Что я знала о жизни четыре года назад, когда он меня пожалел, мечтами наградил? Девка сопливая, несмышлёная. Меня Рейн с Тотилой жизни учили, от них я бежала, им смерти желала, у них силу подлым воровством отняла. Лучик ли мой ненаглядный мне поступки подсказывал? Да полно! Кабы он, про дела мои сведав, сам от меня не убежал, как от заразной. А и примет вдруг той, кем стала – сам он тем ли окажется, кто в мечтах моих жил, от лиха людского берёг? Мучилась вопросами, на правду взглянуть боялась.

А правда в том ещё была, что дивно он хорош, мой песенник. Так хорош, что девки в каждом селении от восторга косыми делались, подолы выше носа задрать норовили. Вот, и я так же. А ему-то оно столько девок на что? И добро б только девок - тут же и я со своим дитём.
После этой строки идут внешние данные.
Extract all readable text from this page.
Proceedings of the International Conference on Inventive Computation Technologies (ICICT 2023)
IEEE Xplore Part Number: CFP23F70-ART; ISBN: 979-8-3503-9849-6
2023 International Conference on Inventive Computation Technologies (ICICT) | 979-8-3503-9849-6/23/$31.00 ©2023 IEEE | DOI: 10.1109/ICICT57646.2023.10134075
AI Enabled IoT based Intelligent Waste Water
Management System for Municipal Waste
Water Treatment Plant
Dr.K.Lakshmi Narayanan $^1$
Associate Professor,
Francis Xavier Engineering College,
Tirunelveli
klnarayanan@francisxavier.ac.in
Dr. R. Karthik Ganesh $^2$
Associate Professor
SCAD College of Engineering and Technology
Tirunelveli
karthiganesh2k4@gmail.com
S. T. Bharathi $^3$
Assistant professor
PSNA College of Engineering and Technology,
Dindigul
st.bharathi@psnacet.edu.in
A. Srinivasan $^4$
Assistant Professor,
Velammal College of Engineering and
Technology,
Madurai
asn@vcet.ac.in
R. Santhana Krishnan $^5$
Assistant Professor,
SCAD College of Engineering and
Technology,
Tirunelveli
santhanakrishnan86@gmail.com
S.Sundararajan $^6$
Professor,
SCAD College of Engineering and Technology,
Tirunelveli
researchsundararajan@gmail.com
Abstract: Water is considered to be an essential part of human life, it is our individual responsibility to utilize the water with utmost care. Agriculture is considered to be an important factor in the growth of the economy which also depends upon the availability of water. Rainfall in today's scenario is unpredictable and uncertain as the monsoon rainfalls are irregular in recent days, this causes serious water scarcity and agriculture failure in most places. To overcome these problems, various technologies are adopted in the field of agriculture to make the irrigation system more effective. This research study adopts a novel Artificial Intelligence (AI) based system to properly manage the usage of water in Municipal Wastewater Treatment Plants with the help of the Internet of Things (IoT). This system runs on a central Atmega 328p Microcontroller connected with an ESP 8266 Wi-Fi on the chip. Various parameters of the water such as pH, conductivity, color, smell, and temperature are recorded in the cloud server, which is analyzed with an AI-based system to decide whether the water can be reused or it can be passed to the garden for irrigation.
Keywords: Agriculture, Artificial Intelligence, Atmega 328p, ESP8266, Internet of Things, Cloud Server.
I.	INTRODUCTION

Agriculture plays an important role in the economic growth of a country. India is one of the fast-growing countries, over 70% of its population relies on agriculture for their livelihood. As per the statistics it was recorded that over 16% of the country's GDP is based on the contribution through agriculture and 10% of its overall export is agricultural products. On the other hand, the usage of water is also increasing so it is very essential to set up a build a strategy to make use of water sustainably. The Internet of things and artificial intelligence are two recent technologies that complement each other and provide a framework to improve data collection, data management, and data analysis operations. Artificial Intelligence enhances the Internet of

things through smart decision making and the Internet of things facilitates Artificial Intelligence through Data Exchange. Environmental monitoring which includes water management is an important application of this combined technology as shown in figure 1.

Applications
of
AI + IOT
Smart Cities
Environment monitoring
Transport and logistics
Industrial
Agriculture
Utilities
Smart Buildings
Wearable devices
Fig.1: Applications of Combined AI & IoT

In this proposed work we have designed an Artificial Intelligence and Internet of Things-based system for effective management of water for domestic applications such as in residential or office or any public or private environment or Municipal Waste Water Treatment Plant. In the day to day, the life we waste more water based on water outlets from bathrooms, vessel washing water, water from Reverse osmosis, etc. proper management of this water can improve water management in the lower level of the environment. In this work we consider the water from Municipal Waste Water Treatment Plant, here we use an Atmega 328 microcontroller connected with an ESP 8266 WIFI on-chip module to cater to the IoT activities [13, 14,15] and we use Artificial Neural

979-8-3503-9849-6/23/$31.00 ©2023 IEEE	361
И чем дальше ехали в мечту, тем сильнее страхи мои становились. Нужна ль я ему? Помнит ли ещё ту ночь под святыми ракитами?

Правду молвить, он тоже лишнего разу на меня не поглядел. За всю дорогу до Истрополя, а она неблизкой была. Смородина всё примечала, утешить захотела. И как-то подъехала ко мне поближе, разговор завела. Ехали мы степью, жаворонки пели. Покойно так. Мужики пеши были, отстали, о чём-то своём беседы ведя. Златка за спиной дремала, ухвативши меня за пояс.

- Ты лишнего-то не думай, - молвила черноглазая. – Рано думать да угадывать. Дай ему опомниться, в себя прийти. Жизнь заново строить – легко ли?

Я сказала, что должно нелегко. Она не отставала:

- Ты его другим знала. Да и он тебя знал другой. Как ещё срастётся? Не страшись!

Как же не страшись, когда оно страшно! Срастётся ли? Это ведь не рану заращивать, кость исцелять – два отдельных существа единым стать должны. Отняли у меня мечту, а что взамен?

- А ты как думала? – сверкнула глазами Смородина. – Чтобы двое вот так сблизились, оба наперёд в кровь ободраться должны. Чтобы каждая жилочка обнажилась, чтобы боль свою не унять без другого, вот только если вместе…

- У тебя, что ли так было?

- Даже хуже, чем так. Знаешь, наждачный камень, коим ножи точат? Я таким камнем старую шкуру соскабливала, чтобы научиться боль чуять заново. Ты ещё счастливая. Да и молодая.

Молодая! Кто бы на космы седые мои посмотрел! На руки иссохшие, на походку шаткую. Старуха, как есть. Смородина моложе гляделась, хоть по годам куда больше выходило. Только она на мои страдания лишь улыбнулась да повторила:

- Счастливая ты! Тебя ненависти обучить не смогли. А любовь будет ещё.





Мне и странно стало. Они с мужем оба спокойные, как море в погожий день. Где у них ненависти взяться? С чего? Нет, не всерьёз Смородина говорила, утешала – да плохо давалось. Не понять ей…

*

Много ли времени прошло, когда узнала я цену этому спокойствию, когда меня жизнь новым страхам научила?

Проезжали одно селение. Там покража случилась: унесли у девки прабабкино приданное, да перед самой свадьбой. А у них это позор великий, несмываемый – для той, что не уберегла. Так местные Мечей попросили вора найти. Визарий и взялся.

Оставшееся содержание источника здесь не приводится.